American prelate (1927–2013)

Anthony Gerard Bosco (August 1, 1927 - July 2, 2013) was an American prelate of the Catholic Church who served as the third bishop of the Diocese of Greensburg in Pennsylvania from 1987 to 2004. He previously served as an auxiliary bishop of the Diocese of Pittsburgh in Pennsylvania from 1970 to 1987.

==Biography==

=== Early life ===
Anthony Bosco was born in New Castle, Pennsylvania, on August 1, 1927. Raised on Pittsburgh's North Side, Bosco graduated from North Catholic High School in Pittsburgh. He then attended St. Fidelis Seminary in Butler County, Pennsylvania, and St.
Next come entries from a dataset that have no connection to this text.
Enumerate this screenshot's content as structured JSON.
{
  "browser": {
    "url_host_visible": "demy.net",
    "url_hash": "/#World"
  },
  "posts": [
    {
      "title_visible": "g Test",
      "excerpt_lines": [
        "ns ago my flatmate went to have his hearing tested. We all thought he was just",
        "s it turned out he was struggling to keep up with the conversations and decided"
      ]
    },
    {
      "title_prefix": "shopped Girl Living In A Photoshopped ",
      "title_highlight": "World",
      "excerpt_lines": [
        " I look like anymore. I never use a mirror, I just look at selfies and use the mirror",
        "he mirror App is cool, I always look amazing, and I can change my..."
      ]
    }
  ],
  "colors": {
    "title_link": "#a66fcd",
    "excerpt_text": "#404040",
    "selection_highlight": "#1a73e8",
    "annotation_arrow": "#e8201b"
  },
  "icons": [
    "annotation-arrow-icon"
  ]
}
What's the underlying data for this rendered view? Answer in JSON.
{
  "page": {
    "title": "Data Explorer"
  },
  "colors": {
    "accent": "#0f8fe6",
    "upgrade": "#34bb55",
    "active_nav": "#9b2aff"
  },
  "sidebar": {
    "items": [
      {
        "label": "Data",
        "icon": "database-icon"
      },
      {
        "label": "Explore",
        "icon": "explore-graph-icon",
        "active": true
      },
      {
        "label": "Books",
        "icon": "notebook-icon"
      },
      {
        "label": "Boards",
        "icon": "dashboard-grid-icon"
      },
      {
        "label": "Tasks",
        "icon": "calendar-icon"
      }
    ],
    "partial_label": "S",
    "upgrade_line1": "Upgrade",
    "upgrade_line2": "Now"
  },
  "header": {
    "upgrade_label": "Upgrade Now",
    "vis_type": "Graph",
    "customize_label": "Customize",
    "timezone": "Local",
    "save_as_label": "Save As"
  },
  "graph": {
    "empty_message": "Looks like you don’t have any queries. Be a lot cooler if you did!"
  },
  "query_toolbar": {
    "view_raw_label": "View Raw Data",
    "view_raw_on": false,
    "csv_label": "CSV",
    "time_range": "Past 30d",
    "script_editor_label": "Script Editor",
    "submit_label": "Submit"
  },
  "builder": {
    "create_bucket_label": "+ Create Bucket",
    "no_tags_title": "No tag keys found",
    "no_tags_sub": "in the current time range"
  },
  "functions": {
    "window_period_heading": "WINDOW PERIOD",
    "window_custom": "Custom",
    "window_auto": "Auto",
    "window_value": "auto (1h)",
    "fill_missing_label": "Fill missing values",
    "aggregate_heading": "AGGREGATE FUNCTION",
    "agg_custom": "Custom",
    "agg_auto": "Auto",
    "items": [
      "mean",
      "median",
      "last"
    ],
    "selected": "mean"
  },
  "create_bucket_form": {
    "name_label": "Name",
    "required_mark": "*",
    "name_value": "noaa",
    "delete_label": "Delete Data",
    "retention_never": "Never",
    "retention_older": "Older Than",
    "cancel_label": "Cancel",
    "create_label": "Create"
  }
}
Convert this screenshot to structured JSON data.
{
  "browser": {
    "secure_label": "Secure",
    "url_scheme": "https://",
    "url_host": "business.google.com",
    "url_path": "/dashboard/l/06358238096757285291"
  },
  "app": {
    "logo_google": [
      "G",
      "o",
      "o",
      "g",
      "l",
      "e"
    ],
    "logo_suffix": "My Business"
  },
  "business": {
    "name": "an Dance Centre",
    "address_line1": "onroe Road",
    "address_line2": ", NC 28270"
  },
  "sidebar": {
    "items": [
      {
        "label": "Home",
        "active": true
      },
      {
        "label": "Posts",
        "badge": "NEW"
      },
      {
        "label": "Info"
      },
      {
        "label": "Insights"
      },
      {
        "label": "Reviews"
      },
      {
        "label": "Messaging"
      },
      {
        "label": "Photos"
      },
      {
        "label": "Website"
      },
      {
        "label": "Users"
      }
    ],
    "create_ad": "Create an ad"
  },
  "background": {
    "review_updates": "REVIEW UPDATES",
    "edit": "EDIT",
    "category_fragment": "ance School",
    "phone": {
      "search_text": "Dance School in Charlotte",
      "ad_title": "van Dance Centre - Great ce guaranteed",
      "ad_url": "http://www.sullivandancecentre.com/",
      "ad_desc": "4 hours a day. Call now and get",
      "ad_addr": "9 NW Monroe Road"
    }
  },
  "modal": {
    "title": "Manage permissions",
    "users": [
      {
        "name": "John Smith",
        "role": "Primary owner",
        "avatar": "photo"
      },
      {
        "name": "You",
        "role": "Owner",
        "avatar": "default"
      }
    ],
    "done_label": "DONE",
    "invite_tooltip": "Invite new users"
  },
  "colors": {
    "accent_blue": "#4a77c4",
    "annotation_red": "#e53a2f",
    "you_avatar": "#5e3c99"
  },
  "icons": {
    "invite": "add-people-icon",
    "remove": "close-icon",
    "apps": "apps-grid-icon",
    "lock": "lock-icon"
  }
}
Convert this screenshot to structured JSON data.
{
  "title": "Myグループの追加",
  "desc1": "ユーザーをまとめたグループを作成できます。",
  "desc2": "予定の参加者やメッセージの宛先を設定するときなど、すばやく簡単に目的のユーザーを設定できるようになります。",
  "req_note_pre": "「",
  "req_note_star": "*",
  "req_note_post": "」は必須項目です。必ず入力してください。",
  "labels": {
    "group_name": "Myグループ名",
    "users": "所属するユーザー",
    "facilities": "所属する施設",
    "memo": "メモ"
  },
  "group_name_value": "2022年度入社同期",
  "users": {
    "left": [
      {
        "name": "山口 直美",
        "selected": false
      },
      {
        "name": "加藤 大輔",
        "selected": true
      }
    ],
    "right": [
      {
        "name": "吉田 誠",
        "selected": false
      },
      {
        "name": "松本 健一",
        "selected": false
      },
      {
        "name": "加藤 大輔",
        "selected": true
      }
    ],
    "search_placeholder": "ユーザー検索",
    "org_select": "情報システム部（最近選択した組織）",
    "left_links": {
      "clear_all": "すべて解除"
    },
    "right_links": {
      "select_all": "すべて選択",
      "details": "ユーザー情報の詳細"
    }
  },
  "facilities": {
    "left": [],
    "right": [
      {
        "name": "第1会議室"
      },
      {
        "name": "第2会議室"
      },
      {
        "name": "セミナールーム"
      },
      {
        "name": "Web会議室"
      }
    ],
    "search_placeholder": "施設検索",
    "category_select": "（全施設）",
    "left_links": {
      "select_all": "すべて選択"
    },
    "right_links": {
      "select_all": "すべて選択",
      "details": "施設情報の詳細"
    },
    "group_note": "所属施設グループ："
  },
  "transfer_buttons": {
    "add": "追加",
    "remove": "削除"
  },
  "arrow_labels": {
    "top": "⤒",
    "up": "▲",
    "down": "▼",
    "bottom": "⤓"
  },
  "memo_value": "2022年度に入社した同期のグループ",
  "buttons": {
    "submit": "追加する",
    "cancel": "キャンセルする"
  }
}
Vincent Seminary in Latrobe, Pennsylvania.

=== Priesthood ===
Bosco was ordained a priest for the Diocese of Pittsburgh by Bishop John Francis Dearden on June 7, 1952 at the Cathedral of Saint Paul in Pittsburgh. Bosco held a variety of positions in the Pittsburgh chancery and was named a monsignor in 1968. During part of that time, he was a chaplain and instructor at Mercy Hospital School of Nursing in Pittsburgh.

=== Auxiliary Bishop of Pittsburgh ===
Pope Paul VI appointed Bosco as an auxiliary bishop of Pittsburgh and titular bishop of Labicum on May 4, 1970. He was consecrated by Cardinal John Joseph Wright on June 30, 1970, at the Cathedral of Saint Paul.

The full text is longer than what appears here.